No es posible que ganen esos enormes sueldos, sufragados por los contribuyentes, con productividad tan baja; y a los que hay que añadir los salarios del séquito de ayudantes, secretarias, choferes, comidas, gastos médicos, viajes, etcétera; sin que durante los cinco años pasados hayan sacado las reformas fundamentales que necesita México.
De acuerdo con “The Economist”, los legisladores mexicanos son los mejor pagados de toda América Latina (después de los brasileños) y son los que trabajan menos de 195 días al año.

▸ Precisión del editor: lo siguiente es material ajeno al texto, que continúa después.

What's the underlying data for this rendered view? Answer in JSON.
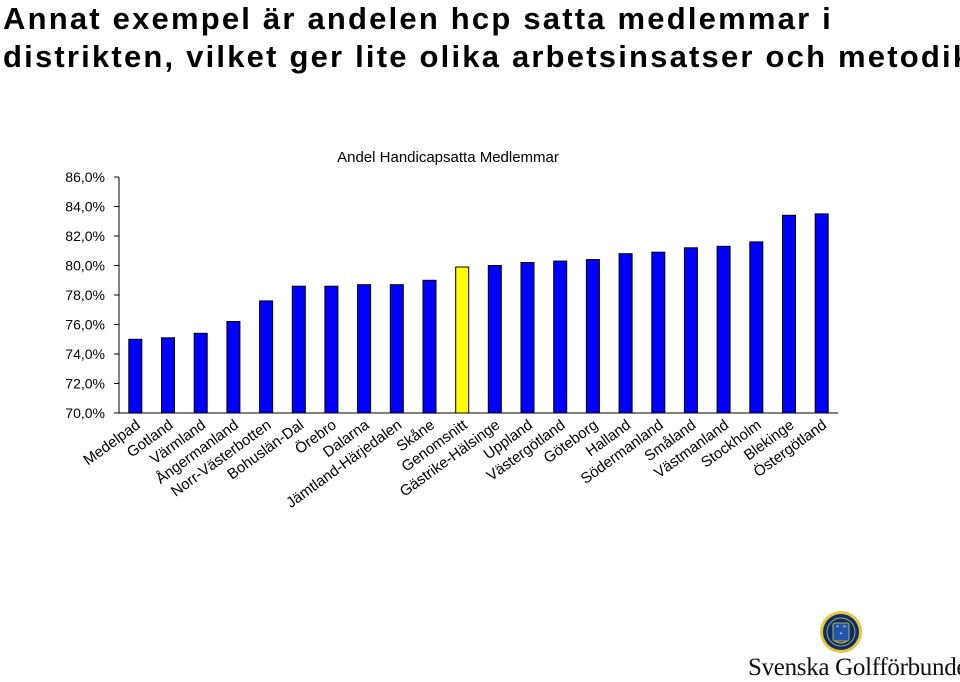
{
  "slide": {
    "title_line1": "Annat exempel är andelen hcp satta medlemmar i",
    "title_line2": "distrikten, vilket ger lite olika arbetsinsatser och metodik"
  },
  "chart_data": {
    "type": "bar",
    "title": "Andel Handicapsatta Medlemmar",
    "xlabel": "",
    "ylabel": "",
    "ylim": [
      70,
      86
    ],
    "yticks": [
      "70,0%",
      "72,0%",
      "74,0%",
      "76,0%",
      "78,0%",
      "80,0%",
      "82,0%",
      "84,0%",
      "86,0%"
    ],
    "grid": false,
    "categories": [
      "Medelpad",
      "Gotland",
      "Värmland",
      "Ångermanland",
      "Norr-Västerbotten",
      "Bohuslän-Dal",
      "Örebro",
      "Dalarna",
      "Jämtland-Härjedalen",
      "Skåne",
      "Genomsnitt",
      "Gästrike-Hälsinge",
      "Uppland",
      "Västergötland",
      "Göteborg",
      "Halland",
      "Södermanland",
      "Småland",
      "Västmanland",
      "Stockholm",
      "Blekinge",
      "Östergötland"
    ],
    "values": [
      75.0,
      75.1,
      75.4,
      76.2,
      77.6,
      78.6,
      78.6,
      78.7,
      78.7,
      79.0,
      79.9,
      80.0,
      80.2,
      80.3,
      80.4,
      80.8,
      80.9,
      81.2,
      81.3,
      81.6,
      83.4,
      83.5
    ],
    "highlight_category": "Genomsnitt",
    "colors": {
      "bar": "#0000ff",
      "highlight": "#ffff00",
      "outline": "#000000"
    }
  },
  "logo": {
    "text": "Svenska Golfförbundet",
    "icon": "golf-federation-crest-icon",
    "colors": {
      "crest": "#0b2f6b",
      "ring": "#e8c63a"
    }
  }
}
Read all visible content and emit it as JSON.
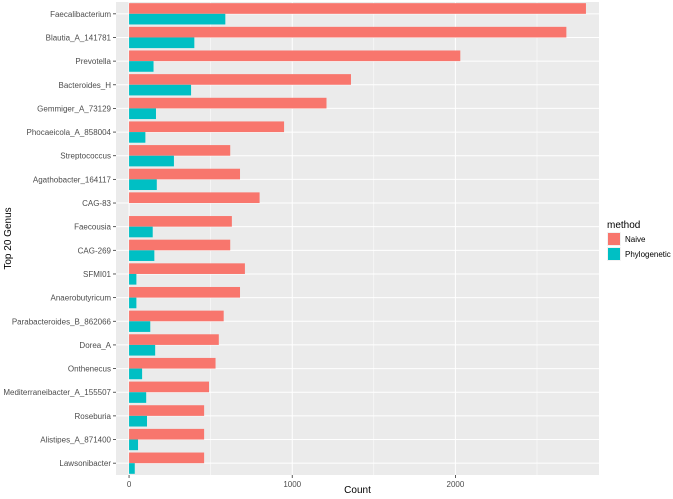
{
  "chart_data": {
    "type": "bar",
    "orientation": "horizontal",
    "xlabel": "Count",
    "ylabel": "Top 20 Genus",
    "xlim": [
      -80,
      2880
    ],
    "xticks": [
      0,
      1000,
      2000
    ],
    "grid": true,
    "legend_position": "right",
    "legend_title": "method",
    "categories": [
      "Faecalibacterium",
      "Blautia_A_141781",
      "Prevotella",
      "Bacteroides_H",
      "Gemmiger_A_73129",
      "Phocaeicola_A_858004",
      "Streptococcus",
      "Agathobacter_164117",
      "CAG-83",
      "Faecousia",
      "CAG-269",
      "SFMI01",
      "Anaerobutyricum",
      "Parabacteroides_B_862066",
      "Dorea_A",
      "Onthenecus",
      "Mediterraneibacter_A_155507",
      "Roseburia",
      "Alistipes_A_871400",
      "Lawsonibacter"
    ],
    "series": [
      {
        "name": "Naive",
        "color": "#F8766D",
        "values": [
          2800,
          2680,
          2030,
          1360,
          1210,
          950,
          620,
          680,
          800,
          630,
          620,
          710,
          680,
          580,
          550,
          530,
          490,
          460,
          460,
          460
        ]
      },
      {
        "name": "Phylogenetic",
        "color": "#00BFC4",
        "values": [
          590,
          400,
          150,
          380,
          165,
          100,
          275,
          170,
          0,
          145,
          155,
          45,
          45,
          130,
          160,
          80,
          105,
          110,
          55,
          35
        ]
      }
    ]
  }
}
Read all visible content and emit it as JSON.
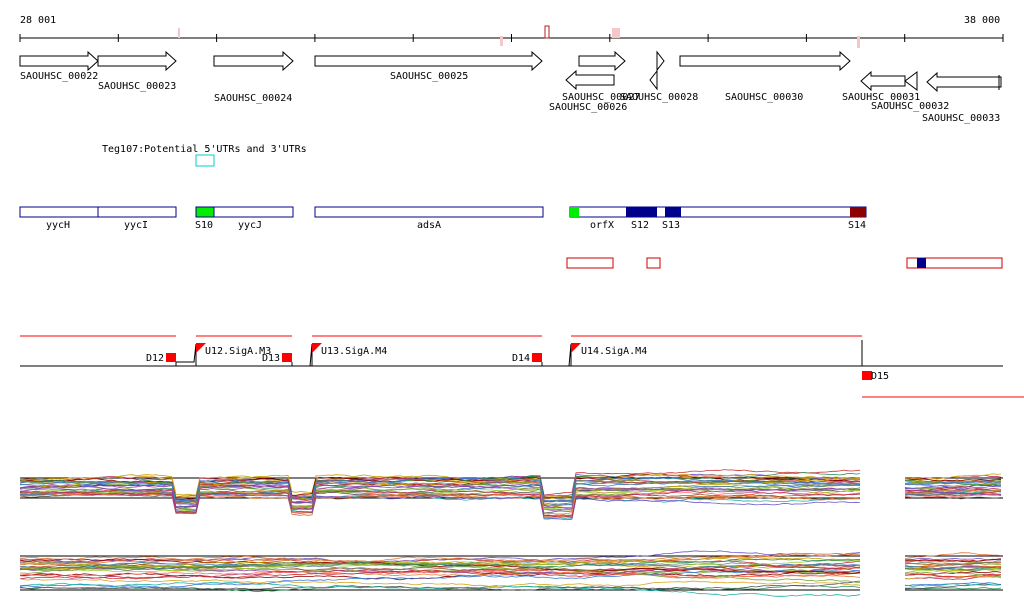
{
  "ruler": {
    "start_label": "28 001",
    "end_label": "38 000"
  },
  "genes": [
    {
      "id": "SAOUHSC_00022",
      "label": "SAOUHSC_00022",
      "start": 28001,
      "end": 28811,
      "strand": "+"
    },
    {
      "id": "SAOUHSC_00023",
      "label": "SAOUHSC_00023",
      "start": 28811,
      "end": 29611,
      "strand": "+"
    },
    {
      "id": "SAOUHSC_00024",
      "label": "SAOUHSC_00024",
      "start": 29961,
      "end": 30771,
      "strand": "+"
    },
    {
      "id": "SAOUHSC_00025",
      "label": "SAOUHSC_00025",
      "start": 30951,
      "end": 33211,
      "strand": "+"
    },
    {
      "id": "SAOUHSC_00026",
      "label": "SAOUHSC_00026",
      "start": 33461,
      "end": 33951,
      "strand": "-"
    },
    {
      "id": "SAOUHSC_00027",
      "label": "SAOUHSC_00027",
      "start": 33591,
      "end": 34081,
      "strand": "+"
    },
    {
      "id": "SAOUHSC_00028",
      "label": "SAOUHSC_00028",
      "start": 34371,
      "end": 34531,
      "strand": "+"
    },
    {
      "id": "SAOUHSC_00030",
      "label": "SAOUHSC_00030",
      "start": 34971,
      "end": 36661,
      "strand": "+"
    },
    {
      "id": "SAOUHSC_00031",
      "label": "SAOUHSC_00031",
      "start": 36991,
      "end": 37441,
      "strand": "-"
    },
    {
      "id": "SAOUHSC_00032",
      "label": "SAOUHSC_00032",
      "start": 37411,
      "end": 37531,
      "strand": "-"
    },
    {
      "id": "SAOUHSC_00033",
      "label": "SAOUHSC_00033",
      "start": 37561,
      "end": 38001,
      "strand": "-"
    }
  ],
  "utr_track": {
    "title": "Teg107:Potential 5'UTRs and 3'UTRs"
  },
  "operon_labels": [
    "yycH",
    "yycI",
    "S10",
    "yycJ",
    "adsA",
    "orfX",
    "S12",
    "S13",
    "S14"
  ],
  "promoters": [
    "U12.SigA.M3",
    "U13.SigA.M4",
    "U14.SigA.M4"
  ],
  "terminators": [
    "D12",
    "D13",
    "D14",
    "D15"
  ],
  "colors": {
    "gene_outline": "#000000",
    "operon_outline": "#00008b",
    "operon_fill_green": "#00ee00",
    "operon_fill_navy": "#00008b",
    "operon_fill_darkred": "#8b0000",
    "utr_cyan": "#00cccc",
    "red": "#ff0000",
    "ruler_pink": "#e8a0a0",
    "ruler_darkred": "#b22222"
  }
}
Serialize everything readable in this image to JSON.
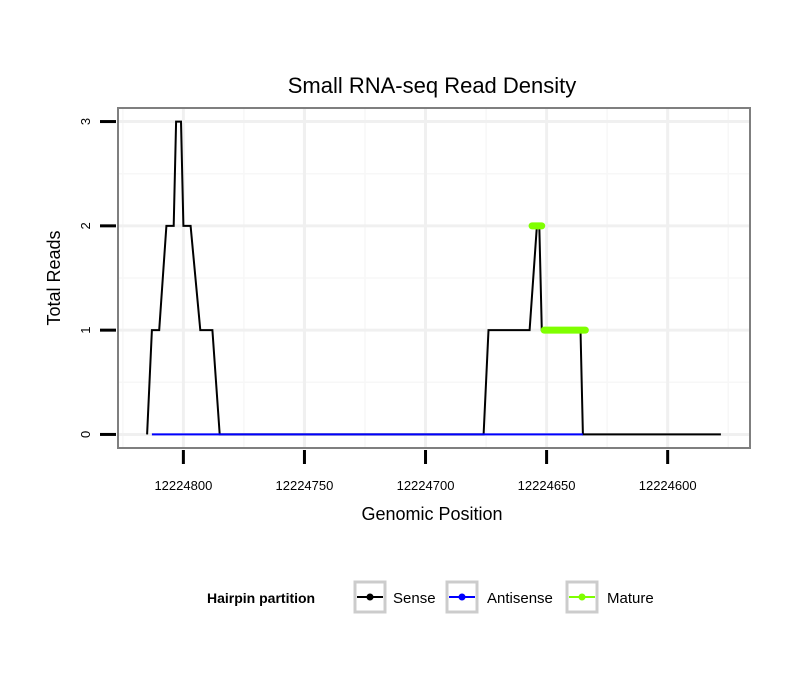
{
  "chart_data": {
    "type": "line",
    "title": "Small RNA-seq Read Density",
    "xlabel": "Genomic Position",
    "ylabel": "Total Reads",
    "x_reversed": true,
    "xlim": [
      12224827,
      12224566
    ],
    "ylim": [
      -0.13,
      3.13
    ],
    "x_ticks": [
      12224800,
      12224750,
      12224700,
      12224650,
      12224600
    ],
    "x_tick_labels": [
      "12224800",
      "12224750",
      "12224700",
      "12224650",
      "12224600"
    ],
    "y_ticks": [
      0,
      1,
      2,
      3
    ],
    "y_tick_labels": [
      "0",
      "1",
      "2",
      "3"
    ],
    "grid": true,
    "legend": {
      "title": "Hairpin partition",
      "position": "bottom",
      "entries": [
        {
          "name": "Sense",
          "color": "#000000"
        },
        {
          "name": "Antisense",
          "color": "#0000ff"
        },
        {
          "name": "Mature",
          "color": "#7fff00"
        }
      ]
    },
    "series": [
      {
        "name": "Sense",
        "color": "#000000",
        "step": true,
        "x": [
          12224815,
          12224813,
          12224810,
          12224807,
          12224804,
          12224803,
          12224801,
          12224800,
          12224797,
          12224793,
          12224788,
          12224785,
          12224774,
          12224772,
          12224676,
          12224674,
          12224657,
          12224654,
          12224653,
          12224652,
          12224636,
          12224635,
          12224578
        ],
        "y": [
          0,
          1,
          1,
          2,
          2,
          3,
          3,
          2,
          2,
          1,
          1,
          0,
          0,
          0,
          0,
          1,
          1,
          2,
          2,
          1,
          1,
          0,
          0
        ]
      },
      {
        "name": "Antisense",
        "color": "#0000ff",
        "x": [
          12224813,
          12224772,
          12224674,
          12224635
        ],
        "y": [
          0,
          0,
          0,
          0
        ]
      },
      {
        "name": "Mature",
        "color": "#7fff00",
        "segments": [
          {
            "x": [
              12224656,
              12224652
            ],
            "y": [
              2,
              2
            ]
          },
          {
            "x": [
              12224651,
              12224634
            ],
            "y": [
              1,
              1
            ]
          }
        ]
      }
    ]
  }
}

La revista denuncia que en los últimos cinco años diputados y senadores se han caracterizado por su negativa a aprobar reformas cruciales para el país, lo cual contrasta con los salarios privilegiados que perciben: 11 mil 200 dólares mensuales.
Además, puntualiza: “después de una quincena de fiestas navideñas, los mexicanos volvieron a trabajar hace dos semanas. O más bien, la mayoría de ellos lo hizo. Los 500 diputados y 128 senadores terminarán sus vacaciones en febrero”; y, remata: “cuando votan, lo hacen más para bloquear a los rivales que para aprobar reformas”.
500 diputados y 128 senadores que ganan muchísimo, trabajan poco, y no producen las reformas que necesita el país para el beneficio de todos los mexicanos, por atender sus intereses partidistas.
Su objetivo: bloquear las propuestas (iniciativas) de los partidos contrarios en el Ejecutivo o no, para inhibirles el éxito. Sobre todo en fechas cercanas a elecciones que, al ser prácticamente, permanentes, obstaculizan sistemáticamente las iniciativas de reformas esenciales para México, y por lo que la nación se ha rezagado, frente a Brasil, Rusia, India, China, Sudáfrica y muchos más.
Realmente que poca vergüenza: tantos inútiles, con esos sueldos, tantas vacaciones, y sin hacer su trabajo: legislar por el bien o interés nacional, sólo por estar metiendo zancadillas a los contrarios políticos, mientras al país, se lo lleva el demonio.
¡Carajo! diputados y senadores, no se vale que detengan el progreso de México, por intereses políticos, mientras más de 50 por ciento de esos 112 millones de habitantes están en la pobreza.
Ya por pena, deberían de cumplir con su trabajo, para hacer del país un mejor lugar para todos; no sólo para ustedes.